E a gente tem a questão de estar em uma área de Serra. Isso deve encarecer o projeto?
Pode. Ou, a gente pode passar por outro lugar. Isso o estudo vai dizer. Por onde vai passar essa rota. Porque o tempo não é um problema para nós, pois somos muito rápidos. Então, às vezes, dar uma volta em uma montanha, vale mais do que furar um túnel.
E como será a sustentabilidade da operação?
Imagina que é um sistema autônomo. Não tem motorista, não tem ninguém lá dentro. Funcionamos com energia solar. Funcionamos com magnetismo. Então o próprio sistema se impulsiona. Não tem necessidade de nada mais para fazer essa propulsão além da energia solar. Então, nosso custo operacional é mais barato do que uma ferrovia. A gente é muito barato do ponto de vista de operação, e somos caros no ponto de vista de construção. Por isso essa relação de retorno de investimento é baixa.
Quando a gente pensa em um projeto deste porte, fica imaginando algo futurista. É uma realidade muito distante?

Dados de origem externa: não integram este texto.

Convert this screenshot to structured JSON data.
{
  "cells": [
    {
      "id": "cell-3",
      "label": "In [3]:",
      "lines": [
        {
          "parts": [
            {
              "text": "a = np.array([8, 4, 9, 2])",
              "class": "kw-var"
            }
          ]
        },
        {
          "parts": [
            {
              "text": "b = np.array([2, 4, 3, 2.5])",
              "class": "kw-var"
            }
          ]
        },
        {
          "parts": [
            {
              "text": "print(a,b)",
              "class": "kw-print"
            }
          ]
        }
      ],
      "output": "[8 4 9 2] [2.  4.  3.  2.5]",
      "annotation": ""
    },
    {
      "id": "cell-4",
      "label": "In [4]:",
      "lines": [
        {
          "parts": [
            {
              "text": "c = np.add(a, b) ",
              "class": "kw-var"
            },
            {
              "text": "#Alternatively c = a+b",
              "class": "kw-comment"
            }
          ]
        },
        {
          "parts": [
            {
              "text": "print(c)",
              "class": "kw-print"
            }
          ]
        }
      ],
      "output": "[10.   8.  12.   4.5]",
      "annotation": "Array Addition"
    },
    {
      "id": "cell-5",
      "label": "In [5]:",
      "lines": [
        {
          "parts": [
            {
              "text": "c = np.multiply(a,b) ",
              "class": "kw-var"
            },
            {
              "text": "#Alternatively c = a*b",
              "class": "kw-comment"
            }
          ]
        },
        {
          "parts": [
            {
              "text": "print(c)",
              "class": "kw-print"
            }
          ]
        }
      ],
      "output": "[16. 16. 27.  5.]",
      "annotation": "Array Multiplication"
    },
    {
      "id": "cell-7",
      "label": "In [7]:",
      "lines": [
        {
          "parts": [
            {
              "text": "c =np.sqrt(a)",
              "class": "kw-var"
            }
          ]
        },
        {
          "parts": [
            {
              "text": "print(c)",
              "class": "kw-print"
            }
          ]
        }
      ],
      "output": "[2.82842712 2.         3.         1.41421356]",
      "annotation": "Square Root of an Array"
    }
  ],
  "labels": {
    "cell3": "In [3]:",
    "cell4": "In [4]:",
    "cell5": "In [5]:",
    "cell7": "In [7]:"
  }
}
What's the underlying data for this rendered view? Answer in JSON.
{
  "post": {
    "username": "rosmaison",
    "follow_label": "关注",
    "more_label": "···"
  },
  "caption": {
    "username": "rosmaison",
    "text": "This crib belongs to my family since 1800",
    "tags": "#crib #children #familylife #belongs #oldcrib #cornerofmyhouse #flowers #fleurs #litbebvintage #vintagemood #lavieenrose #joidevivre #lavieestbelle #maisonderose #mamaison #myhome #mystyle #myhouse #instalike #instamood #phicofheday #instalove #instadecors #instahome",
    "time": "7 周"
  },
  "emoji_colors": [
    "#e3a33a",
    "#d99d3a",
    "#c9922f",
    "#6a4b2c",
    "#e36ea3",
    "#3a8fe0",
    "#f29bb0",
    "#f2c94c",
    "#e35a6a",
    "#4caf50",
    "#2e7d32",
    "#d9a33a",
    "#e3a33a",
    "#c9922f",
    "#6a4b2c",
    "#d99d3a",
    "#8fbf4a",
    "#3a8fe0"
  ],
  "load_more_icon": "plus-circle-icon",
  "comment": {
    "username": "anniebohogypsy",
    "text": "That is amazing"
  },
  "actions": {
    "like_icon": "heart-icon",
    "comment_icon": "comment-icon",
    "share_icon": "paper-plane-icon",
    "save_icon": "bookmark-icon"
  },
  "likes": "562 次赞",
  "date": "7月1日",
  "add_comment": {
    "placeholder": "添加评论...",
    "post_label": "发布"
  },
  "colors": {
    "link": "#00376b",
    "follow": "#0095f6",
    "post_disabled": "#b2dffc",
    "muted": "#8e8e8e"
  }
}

A tecnologia é muito simples. Não estamos falando de nada que não exista há menos de 20 anos. Temos projetos e patentes que tentaram fazer isso nos Estados Unidos há 100 anos, mas a tecnologia não estava pronta. Estamos falando de um pilar com um tubo à vácuo, que é basicamente um gasoduto. A gente tira o ar dali e coloca uma cápsula, que é basicamente um avião sem asa, num sistema de propulsão magnética que foi desenvolvido há 18 anos nos Estados Unidos pela indústria armamentista. Então, o que a Hyperloop está fazendo é coletar todas essas tecnologias que já existem e transformar em um modal de transporte. Não tem nada futurístico. A ideia de futuro é passada por ser um modal e por ter sido lançada pelo Elon Musk, dono da Tesla. Mas, de fato, a tecnologia é simples. Ela é inovadora, disruptiva, mas ela não é uma inovação que a gente começou do zero. A tecnologia estava ali, a gente só pegou ela e usou. Então, não é futuro. Em 2022, já podemos tê-la nos Emirados Árabes. É um presente bastante presente. Não são 20, 30, 50 anos, é ano que vem. Por aqui, o primeiro passo é o estudo. Então, com o estudo. A gente espera que alguém, aqui no Brasil ou de fora, demostre interesse em evoluir para que, de fato, tenhamos um projeto de construção de médio a longo prazo.